Measure for Measure

William Shakespeare
Royal Shakespeare Company
The Lyric, Theatre Royal Plymouth

Lucy Phelps as Isabella and Sandy Grierson as Angelo Credit: Helen Maybanks

A perennial problem play with, one might think, little bearing on a modern society enjoying sexual freedom and equality, but #MeToo resonates.

Director Gregory Doran resets the difficult tale of sin and subjugation of women, power, corruption and double standards to 1900 Vienna where sumptuous ballroom and whirling waltz are purely the glossy veneer on a rotten state.

With morals crumbling and the city in strife under his watch, the Duke (Anthony Bryne) hands over the mess to his cold fish deputy and, for reasons forever unfathomable, lurks about in disguise to watch what happens, meddle and inflict pain and double-bluff somewhat callously.
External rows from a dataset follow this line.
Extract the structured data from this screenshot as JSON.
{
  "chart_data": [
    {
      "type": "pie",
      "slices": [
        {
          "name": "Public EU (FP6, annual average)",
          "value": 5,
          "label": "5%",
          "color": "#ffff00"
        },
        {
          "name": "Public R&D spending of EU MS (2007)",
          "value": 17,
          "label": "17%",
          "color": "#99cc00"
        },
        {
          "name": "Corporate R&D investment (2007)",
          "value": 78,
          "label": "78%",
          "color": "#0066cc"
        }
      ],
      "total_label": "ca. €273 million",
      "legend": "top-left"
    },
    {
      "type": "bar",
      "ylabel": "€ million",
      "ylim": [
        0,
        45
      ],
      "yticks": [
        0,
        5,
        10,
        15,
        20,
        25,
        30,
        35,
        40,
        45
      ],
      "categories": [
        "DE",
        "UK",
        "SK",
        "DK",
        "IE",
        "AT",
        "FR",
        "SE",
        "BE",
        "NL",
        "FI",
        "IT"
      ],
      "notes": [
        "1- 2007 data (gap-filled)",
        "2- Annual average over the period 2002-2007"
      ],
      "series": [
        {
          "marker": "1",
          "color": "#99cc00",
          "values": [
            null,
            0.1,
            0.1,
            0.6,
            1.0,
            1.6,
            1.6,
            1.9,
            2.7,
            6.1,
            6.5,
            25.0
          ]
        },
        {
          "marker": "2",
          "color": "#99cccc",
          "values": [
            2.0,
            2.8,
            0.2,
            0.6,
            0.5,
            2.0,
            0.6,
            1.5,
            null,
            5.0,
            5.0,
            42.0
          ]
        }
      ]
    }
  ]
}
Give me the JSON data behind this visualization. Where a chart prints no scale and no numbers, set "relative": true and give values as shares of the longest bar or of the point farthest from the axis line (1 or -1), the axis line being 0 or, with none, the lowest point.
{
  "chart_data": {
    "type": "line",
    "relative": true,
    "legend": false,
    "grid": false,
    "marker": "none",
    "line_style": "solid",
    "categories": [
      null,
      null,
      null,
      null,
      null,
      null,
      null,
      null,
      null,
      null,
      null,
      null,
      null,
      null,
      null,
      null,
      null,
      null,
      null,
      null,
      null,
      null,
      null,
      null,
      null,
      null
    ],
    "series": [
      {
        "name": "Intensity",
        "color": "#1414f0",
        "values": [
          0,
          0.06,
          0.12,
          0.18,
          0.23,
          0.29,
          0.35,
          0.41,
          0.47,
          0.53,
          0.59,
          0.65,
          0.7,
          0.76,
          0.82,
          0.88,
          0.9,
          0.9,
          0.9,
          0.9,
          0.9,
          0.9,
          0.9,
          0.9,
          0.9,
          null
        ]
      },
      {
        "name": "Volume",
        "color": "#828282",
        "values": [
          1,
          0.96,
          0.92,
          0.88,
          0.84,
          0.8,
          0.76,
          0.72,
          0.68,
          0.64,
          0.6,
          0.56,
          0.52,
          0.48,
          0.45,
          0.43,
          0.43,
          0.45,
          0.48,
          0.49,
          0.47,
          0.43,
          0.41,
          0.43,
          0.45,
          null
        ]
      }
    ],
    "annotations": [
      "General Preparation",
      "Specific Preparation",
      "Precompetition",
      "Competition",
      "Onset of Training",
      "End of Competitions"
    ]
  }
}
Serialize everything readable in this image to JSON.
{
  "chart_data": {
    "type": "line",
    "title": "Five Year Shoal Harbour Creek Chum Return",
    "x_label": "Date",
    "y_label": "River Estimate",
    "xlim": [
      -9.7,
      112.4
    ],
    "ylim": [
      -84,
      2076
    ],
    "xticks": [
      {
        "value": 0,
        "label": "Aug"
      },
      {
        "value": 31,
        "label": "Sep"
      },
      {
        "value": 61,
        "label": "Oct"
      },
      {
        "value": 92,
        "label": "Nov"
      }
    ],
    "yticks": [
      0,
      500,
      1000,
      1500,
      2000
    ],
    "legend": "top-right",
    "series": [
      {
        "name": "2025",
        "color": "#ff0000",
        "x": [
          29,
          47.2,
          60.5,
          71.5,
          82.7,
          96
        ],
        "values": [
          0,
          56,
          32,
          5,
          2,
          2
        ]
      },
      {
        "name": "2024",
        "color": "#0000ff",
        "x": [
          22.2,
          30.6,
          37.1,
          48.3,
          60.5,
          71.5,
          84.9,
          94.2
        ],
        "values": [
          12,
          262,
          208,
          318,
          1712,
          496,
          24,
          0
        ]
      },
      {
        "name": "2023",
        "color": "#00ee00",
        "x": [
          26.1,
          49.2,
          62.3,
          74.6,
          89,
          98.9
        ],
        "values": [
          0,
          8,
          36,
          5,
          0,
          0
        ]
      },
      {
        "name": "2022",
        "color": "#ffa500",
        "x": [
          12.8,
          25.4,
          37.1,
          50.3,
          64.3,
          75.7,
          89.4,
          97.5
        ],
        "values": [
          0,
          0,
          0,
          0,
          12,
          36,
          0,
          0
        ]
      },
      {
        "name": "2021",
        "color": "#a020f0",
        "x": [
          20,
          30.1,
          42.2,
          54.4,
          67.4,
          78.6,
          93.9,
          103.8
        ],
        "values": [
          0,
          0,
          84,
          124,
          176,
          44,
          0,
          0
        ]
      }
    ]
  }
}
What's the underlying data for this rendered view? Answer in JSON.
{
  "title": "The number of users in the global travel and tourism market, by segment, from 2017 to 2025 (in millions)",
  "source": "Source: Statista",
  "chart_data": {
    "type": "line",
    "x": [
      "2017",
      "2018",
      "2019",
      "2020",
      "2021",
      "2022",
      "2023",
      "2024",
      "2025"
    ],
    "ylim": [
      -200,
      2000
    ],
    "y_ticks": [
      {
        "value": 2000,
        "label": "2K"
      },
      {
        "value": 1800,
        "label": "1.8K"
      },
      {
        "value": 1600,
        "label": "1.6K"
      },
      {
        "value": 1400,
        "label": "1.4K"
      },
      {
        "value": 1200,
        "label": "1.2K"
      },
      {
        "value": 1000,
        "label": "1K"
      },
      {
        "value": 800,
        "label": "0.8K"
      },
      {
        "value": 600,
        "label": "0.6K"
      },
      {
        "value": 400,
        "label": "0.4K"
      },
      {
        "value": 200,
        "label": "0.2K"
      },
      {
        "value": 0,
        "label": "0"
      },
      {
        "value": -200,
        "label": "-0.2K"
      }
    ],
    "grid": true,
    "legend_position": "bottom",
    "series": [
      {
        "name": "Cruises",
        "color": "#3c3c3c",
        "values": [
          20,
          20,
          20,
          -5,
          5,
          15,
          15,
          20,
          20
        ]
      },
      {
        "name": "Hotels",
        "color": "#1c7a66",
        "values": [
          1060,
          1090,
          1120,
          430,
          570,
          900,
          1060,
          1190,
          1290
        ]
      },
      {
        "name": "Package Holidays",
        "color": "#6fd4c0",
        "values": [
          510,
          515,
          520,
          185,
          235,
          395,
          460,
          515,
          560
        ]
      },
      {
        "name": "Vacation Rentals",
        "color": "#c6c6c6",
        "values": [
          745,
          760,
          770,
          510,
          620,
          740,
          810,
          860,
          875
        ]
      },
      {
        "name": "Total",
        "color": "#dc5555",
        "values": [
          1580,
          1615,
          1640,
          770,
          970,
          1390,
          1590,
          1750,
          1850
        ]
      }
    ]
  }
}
Hmm.

Meanwhile, Sandy Grierson’s slurkily pious Angelo reveals a steely determination, spiked cilice garter and lust for more than power as he tackles society’s seedy underbelly, unleashing the full weight of the law upon pimps, lechers and fornicators.

But “with what judgment ye judge, ye shall be judged: and with what measure ye mete, it shall be measured to you again” comes home to bite him in the tightly clenched proverbial as he condemns to death one Claudio (James Cooney) whose betrothed is shortly to birth evidence of their moral turpitude.

Sometimes labelled a comedy, slapstick bawdy scenes, a fabulously foppish and louche Lucio (Joseph Arkley), garrulous Pompey (David Ajao), tour de force madame Mistress Overdone (Graeme Brookes), malaprop Elbow (Michael Patrick) and farting gaolbird Barnadine (Brookes again) add colour and pace to the otherwise drear unfolding of Angelo’s foul offer.

But as dismal and bleak as the bargaining for the life of a brother and the vile price of reprieve may be, the strength of the production lies in the interaction between the emotionally repressed protagonists. Grierson makes believable the about-turn of the icy, aloof pretender while Lucy Phelps as novice Isabella convincingly embodies the struggle between the profane and the sacred, with no voice or credibility in a society where women are subjugated (even when women sit in high places—hence, presumably, the motivation for the gender swap of Escalus) and whose allegations will not be believed.

Phelps’s Isabella hints of past outrage, repressed history and her final reaction speaks volumes for women seen as possessions for whom marriage and wealth is expected to be the ultimate goal, even when the proposer is 'not that way inclined'.

Stephen Brimson Lewis’s sets are towering façades with projected scenes to move the action or mirrored screens speaking of constant voyeurism while Simon Spencer’s lighting throws much of the stage into shadow reflecting the Bard’s difficult tale of shade and light.